Александр Парцхаладзе
      Вагон пружинил, створки дверей в тамбур то разъезжались, то сами съезжались снова. За Рощино остановки стали реже, перегоны длиннее, места малолюдней. Мне надоело и смотреть в окно, и разглядывать своих попутчиков. Из огромного моего "абалаковского" рюкзака я выудил книжку. Самую маленькую из тех, любимых, что не поленился привезти с собой в Питер: все-таки рюкзак предназначался в первую очередь для одежды, одеял и продуктов. Но эта, толщиной в полсантиметра, умещавшаяся в ладонь книжонка в бумажном переплете  не создавала проблем.               
      - Что читаем? - услышал я от сидящего напротив парня.               
      - Похож на большого плюшевого медвежонка! - подумалось мне:  выпуклый лоб и выражение лица,  как у незаслуженно обиженного ребенка.               
      Я показал обложку.  Название - "Дон Мануэль-лентяй" - ни о чем моему визави не говорило.  Я протянул книгу,  парень раскрыл ее и начал читать.               
      Уже через минуту его лицо осветилось улыбкой.  Улыбки я видел разные.  Насмешливые и снисходительные.  Понимающие и сочувствующие.  У парня улыбка была довольная.   Он будто устроился в удобном мягком кресле,  хоть и  продолжал сидеть на жесткой  желтой вагонке,  из которой делали тогда сиденья в электричках.               
      - Можно, я возьму потом почитать? - спросил он вежливо.               
      - Деликатный, однако, - подумал я, - а улыбкой напоминает Джека Лондона!    
      Книжку эту я дал ему дочитать до конца - как раз хватило до самого Выборга.  Сам я ее перечитывал  не раз. Родители меня часто ругали за эту привычку - постоянно возвращаться к любимым страницам.  А я не понимал - что в этом плохого?  Разве не слушаем мы,  иногда ежедневно,  любимую музыку? 

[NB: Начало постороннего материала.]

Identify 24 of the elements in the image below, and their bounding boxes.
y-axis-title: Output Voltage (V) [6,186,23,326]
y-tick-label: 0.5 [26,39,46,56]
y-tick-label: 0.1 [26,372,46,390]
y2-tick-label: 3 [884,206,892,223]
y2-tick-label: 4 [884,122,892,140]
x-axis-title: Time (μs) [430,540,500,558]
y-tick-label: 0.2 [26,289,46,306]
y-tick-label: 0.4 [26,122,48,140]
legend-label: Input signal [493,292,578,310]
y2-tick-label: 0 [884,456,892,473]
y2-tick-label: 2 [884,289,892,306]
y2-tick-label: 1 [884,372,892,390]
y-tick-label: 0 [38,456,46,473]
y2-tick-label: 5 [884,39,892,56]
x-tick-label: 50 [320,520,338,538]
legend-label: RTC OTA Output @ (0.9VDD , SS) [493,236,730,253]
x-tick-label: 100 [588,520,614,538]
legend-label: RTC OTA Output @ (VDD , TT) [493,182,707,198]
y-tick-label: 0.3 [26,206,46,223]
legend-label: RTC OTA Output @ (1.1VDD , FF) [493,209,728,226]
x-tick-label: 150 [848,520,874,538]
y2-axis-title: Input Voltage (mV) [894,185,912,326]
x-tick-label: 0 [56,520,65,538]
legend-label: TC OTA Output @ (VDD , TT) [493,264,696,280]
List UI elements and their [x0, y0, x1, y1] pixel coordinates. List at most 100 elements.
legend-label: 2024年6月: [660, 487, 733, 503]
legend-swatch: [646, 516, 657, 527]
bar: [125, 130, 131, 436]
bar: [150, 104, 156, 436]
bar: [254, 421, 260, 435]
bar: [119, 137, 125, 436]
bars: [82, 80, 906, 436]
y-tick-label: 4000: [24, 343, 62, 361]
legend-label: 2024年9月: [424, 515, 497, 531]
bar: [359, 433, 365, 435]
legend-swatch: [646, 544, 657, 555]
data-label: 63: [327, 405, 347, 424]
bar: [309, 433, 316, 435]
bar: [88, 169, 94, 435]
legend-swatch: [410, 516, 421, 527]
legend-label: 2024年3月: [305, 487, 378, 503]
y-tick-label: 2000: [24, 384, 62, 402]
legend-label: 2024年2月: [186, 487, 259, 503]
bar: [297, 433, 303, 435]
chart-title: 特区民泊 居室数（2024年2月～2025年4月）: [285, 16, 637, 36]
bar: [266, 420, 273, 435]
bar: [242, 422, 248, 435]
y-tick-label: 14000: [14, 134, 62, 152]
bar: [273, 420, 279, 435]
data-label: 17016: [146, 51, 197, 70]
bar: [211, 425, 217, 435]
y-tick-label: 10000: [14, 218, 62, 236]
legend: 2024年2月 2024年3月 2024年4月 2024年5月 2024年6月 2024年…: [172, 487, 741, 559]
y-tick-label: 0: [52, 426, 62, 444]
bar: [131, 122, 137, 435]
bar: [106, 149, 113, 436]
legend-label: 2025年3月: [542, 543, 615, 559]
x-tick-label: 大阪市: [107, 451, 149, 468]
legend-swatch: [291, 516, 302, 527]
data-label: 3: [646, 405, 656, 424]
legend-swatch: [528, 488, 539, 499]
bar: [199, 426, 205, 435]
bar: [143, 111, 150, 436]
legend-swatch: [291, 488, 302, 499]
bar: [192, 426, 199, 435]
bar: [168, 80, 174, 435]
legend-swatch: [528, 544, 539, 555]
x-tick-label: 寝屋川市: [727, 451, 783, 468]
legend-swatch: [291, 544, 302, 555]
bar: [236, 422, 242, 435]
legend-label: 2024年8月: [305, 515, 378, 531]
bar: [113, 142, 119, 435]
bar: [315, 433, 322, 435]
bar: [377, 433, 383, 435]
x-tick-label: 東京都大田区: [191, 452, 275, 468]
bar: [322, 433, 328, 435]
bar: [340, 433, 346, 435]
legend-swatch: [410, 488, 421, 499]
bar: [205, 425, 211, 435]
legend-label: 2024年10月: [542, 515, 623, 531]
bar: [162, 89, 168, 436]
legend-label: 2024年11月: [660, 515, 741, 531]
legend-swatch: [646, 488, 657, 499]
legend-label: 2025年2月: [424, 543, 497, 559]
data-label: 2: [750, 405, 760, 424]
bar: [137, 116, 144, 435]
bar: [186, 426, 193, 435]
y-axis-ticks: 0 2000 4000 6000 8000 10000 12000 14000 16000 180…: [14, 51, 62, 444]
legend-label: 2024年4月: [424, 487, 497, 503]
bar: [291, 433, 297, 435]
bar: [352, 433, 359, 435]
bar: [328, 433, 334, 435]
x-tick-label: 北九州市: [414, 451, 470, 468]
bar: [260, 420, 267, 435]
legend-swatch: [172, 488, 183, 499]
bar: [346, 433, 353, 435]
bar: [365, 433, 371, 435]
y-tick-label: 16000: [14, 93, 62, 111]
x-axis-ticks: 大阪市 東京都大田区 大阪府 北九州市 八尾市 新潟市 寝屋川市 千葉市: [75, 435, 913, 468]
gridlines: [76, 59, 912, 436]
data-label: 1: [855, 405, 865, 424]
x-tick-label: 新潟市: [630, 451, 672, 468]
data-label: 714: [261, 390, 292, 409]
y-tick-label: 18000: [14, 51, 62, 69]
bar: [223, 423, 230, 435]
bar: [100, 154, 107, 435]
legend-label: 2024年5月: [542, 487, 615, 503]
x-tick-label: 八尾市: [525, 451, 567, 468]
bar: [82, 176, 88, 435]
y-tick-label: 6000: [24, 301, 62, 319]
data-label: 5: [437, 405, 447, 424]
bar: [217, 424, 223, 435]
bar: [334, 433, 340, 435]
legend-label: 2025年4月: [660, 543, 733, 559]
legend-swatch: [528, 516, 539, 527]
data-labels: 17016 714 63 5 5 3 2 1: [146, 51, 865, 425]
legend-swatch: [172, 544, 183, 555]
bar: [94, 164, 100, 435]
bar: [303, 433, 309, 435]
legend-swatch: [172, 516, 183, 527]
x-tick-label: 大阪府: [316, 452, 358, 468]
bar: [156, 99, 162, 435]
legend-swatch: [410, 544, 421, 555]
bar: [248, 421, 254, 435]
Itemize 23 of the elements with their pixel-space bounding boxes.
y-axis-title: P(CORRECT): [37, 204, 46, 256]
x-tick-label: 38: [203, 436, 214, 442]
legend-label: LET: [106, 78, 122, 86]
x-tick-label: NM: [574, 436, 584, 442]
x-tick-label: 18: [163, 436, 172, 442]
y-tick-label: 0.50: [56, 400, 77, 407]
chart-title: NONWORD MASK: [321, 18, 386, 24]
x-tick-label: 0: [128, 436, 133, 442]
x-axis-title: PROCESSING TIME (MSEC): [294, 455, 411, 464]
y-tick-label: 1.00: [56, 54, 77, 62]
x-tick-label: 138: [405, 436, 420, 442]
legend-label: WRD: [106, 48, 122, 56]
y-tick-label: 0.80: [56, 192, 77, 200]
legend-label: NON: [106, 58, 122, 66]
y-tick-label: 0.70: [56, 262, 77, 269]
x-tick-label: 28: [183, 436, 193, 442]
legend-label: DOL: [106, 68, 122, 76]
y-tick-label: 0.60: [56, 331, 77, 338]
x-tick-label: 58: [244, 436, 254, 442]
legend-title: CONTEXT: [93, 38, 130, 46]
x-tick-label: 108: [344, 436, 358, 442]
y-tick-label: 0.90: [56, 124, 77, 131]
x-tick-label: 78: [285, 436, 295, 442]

      Дома у нас постоянно звучал Вертинский. Пластинки, давно уже заезженные стальными иглами, шипели, и иногда даже начинали заикаться:  желая разобрать непонятную фразу, никелированную мембрану патефона поднимали прямо с вращающегося диска и переставляли назад, неловкая рука опускала ее слишком быстро, и теперь поверхность многих пластинок стала щербатой, исчерченной длинными царапинами.      
      Оказалось, парня зовут Володей. Но звал я его так очень недолго.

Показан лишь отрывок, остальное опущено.